Whereas in the eighteenth century it had taken six months to travel from London to Calcutta, it took only two weeks by the end of the nineteenth century. The cost of sea transport fell steeply. The world merchant fleet rose from 9 to 35 million tonnes between 1850 and 1900, 60 per cent of it being under the British flag. This hegemony was favoured by the massive export of coal (25 per cent of British production): British ships were then alone in being able to carry full cargos on both legs of their voyage.

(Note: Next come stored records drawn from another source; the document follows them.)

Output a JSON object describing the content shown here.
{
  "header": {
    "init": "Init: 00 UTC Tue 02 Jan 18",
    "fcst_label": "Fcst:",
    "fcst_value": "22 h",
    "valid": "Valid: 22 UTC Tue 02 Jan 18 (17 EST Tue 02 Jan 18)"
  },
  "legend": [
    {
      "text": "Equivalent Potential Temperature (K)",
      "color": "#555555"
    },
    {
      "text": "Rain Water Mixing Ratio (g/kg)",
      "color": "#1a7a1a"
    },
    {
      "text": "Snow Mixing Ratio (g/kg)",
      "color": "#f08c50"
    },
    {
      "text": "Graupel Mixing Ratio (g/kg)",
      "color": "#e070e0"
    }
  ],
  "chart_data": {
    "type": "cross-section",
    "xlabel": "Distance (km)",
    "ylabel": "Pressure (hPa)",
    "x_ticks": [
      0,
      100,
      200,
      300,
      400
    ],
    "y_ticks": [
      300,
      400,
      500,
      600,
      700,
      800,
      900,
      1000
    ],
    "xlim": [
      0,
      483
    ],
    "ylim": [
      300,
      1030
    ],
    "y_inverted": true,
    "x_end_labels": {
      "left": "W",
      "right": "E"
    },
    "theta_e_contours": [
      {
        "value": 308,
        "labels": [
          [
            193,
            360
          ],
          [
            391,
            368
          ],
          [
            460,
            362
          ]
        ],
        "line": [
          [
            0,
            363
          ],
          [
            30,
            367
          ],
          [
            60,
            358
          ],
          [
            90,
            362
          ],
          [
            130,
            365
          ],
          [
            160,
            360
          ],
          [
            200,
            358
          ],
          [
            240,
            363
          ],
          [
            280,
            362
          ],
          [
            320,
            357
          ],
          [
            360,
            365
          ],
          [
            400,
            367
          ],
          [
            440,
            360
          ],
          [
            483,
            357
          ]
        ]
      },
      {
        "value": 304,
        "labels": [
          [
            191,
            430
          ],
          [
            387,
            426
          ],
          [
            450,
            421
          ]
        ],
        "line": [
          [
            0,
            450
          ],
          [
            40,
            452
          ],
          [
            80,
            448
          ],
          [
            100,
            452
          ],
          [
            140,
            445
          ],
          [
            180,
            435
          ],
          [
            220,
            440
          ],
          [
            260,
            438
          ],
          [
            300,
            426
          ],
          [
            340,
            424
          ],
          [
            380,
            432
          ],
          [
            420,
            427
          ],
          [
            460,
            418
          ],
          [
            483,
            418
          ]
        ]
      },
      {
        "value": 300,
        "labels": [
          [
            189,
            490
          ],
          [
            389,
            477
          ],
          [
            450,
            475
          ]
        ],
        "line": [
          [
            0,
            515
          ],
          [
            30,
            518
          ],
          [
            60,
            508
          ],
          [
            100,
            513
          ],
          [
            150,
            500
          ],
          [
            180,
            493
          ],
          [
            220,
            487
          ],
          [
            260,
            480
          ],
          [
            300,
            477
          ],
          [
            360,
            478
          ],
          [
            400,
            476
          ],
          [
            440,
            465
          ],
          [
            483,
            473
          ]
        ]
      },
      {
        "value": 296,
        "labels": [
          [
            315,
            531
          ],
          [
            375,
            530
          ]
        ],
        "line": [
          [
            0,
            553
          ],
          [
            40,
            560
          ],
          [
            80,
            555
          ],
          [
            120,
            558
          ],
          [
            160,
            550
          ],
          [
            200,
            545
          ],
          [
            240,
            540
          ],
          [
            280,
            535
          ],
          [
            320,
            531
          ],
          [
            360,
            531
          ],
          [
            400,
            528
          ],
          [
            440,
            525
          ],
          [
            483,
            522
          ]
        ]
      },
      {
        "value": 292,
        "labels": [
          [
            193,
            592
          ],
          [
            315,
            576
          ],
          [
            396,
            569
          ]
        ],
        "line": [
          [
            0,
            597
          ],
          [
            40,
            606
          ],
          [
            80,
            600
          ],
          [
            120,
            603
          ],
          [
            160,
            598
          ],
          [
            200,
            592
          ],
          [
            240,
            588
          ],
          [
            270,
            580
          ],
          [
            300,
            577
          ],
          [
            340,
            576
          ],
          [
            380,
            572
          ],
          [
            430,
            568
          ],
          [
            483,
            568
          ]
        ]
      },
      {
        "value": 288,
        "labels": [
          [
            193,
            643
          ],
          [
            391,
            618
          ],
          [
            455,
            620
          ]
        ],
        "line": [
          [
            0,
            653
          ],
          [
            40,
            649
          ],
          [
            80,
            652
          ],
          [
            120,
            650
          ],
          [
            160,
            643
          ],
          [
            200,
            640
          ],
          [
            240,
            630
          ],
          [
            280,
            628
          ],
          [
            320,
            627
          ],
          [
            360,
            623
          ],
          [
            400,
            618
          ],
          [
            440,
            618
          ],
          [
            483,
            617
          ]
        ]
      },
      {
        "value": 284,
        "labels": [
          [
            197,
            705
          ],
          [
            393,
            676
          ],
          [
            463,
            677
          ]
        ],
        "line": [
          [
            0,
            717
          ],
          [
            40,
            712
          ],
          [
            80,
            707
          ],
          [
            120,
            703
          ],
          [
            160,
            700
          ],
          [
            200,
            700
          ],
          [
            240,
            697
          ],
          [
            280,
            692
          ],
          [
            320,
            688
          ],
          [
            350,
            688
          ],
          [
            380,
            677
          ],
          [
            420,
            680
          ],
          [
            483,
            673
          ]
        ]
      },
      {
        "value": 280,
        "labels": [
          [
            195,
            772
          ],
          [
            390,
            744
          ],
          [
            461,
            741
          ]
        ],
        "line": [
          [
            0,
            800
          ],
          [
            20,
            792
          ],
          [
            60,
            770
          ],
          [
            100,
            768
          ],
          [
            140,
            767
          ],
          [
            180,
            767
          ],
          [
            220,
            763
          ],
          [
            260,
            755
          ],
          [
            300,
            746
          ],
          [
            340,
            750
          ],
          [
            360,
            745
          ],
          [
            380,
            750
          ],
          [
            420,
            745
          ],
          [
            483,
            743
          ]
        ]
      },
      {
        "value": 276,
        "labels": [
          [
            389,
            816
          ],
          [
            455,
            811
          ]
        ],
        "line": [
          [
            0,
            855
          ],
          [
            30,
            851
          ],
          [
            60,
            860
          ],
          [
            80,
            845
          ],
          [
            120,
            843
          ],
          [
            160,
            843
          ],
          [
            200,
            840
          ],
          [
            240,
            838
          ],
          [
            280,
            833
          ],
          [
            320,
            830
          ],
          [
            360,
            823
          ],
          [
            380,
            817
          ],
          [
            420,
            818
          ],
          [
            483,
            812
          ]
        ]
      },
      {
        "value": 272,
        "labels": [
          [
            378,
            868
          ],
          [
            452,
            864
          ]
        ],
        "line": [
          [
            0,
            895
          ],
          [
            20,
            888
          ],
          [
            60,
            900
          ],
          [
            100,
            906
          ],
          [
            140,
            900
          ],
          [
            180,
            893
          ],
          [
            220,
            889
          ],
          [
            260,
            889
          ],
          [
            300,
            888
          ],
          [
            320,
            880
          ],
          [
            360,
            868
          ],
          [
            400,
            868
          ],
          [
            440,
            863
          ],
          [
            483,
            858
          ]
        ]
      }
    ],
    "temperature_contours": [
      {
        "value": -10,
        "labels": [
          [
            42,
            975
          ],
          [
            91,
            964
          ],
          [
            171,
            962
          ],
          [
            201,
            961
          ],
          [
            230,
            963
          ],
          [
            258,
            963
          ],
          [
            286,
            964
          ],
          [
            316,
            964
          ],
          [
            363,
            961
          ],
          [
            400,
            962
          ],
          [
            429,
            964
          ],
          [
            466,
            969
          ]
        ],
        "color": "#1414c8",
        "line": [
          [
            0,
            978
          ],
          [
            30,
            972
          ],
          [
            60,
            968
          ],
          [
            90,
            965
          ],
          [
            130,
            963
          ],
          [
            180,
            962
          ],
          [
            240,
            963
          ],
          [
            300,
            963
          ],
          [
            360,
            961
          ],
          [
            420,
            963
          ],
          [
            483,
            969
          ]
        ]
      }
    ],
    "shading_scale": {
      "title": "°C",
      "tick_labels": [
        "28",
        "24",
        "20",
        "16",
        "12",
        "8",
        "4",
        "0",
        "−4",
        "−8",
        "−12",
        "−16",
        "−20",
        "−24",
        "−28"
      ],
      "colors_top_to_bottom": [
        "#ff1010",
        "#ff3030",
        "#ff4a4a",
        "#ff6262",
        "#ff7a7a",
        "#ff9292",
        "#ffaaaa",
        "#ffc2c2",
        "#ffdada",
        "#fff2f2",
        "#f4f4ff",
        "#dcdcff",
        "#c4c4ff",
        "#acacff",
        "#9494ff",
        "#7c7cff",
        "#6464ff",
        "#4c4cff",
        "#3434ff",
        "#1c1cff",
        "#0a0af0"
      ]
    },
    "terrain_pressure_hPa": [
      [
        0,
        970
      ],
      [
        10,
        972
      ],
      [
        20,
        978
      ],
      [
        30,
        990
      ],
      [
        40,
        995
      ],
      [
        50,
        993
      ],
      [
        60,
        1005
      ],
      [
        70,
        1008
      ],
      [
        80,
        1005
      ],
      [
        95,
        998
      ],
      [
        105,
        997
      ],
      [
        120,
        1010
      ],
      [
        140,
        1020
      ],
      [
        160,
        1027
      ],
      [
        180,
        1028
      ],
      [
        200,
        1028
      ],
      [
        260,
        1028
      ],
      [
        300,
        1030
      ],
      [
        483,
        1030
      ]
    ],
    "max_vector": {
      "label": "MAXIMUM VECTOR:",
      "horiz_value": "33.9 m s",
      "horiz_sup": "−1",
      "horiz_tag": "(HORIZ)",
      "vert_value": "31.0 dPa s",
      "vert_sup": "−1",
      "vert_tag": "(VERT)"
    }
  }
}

The world telegraph network was likewise established in the main by British firms. It facilitated the governing of empires and improved the speed and reliability of commercial information, which in turn made the trade in bulky cargo more profitable, as a marginal difference in price here could play a major role. In the 1860s, the practice of ‘tramping’ was established: cargos were dispatched without an advance destination and travelled from one port to another as a function of commodity prices.64 Correlative with this, the last third of the nineteenth century saw the creation of a world market. Prices converged: in 1870 wheat was sold 57 per cent higher in Liverpool than in Chicago, but the difference fell to 15 per cent by 1914.65 This was due to a general process of marketization and the integration of local economies into world trade.
The world railway network, which grew from 100,000 to 1 million kilometres between 1860 and 1920,66 was chiefly financed by private capital, very often British. In 1860, for example, the engineering firm Peto, Brassey and Betts employed 100,000 workers on five continents, building lines in Russia and South America, Algeria and Canada.67 By the late nineteenth century, foreign direct investment was galvanized by mineral and agricultural resources. In Africa, South America and Asia, railways were systematically associated with mineral extraction or the transport of agricultural cargos for the international market: the draining of copper and guano from Peru and Chile, of cotton from India, coffee from Brazil, meat from
Argentina, bananas from Central American monoculture, peanuts from Senegal, etc. The countries of the periphery provided not only raw materials but also cheap labour: workers ‘engaged’ by mines and plantations in a state of semi-slavery, in particular Chinese coolies fleeing the civil wars caused by the Opium War and the Taiping Rebellion, were exploited on railway construction across the whole world.68
This infrastructure placed the countries of the Third World in a situation of outward orientation, specialization and economic dependence. Whole countries could now be strangled by the cutting of credit, preparing their economic or political subjugation. As Tim Mitchell has shown for the case of oil, the hierarchy of the world-system depends on a carefully chosen distribution of technological mechanisms: for example, drilling wells without building storage and refining facilities ensures the dependence of the producing countries. Capitalism’s second nature precipitated the integration of the peripheral regions into the world-system, as well as the disintegration of pre-capitalist economies now transformed into a de-industrialized periphery. The post-colonial states of the twentieth century inherited this infrastructure, making a more harmonious development of their economies a difficult task.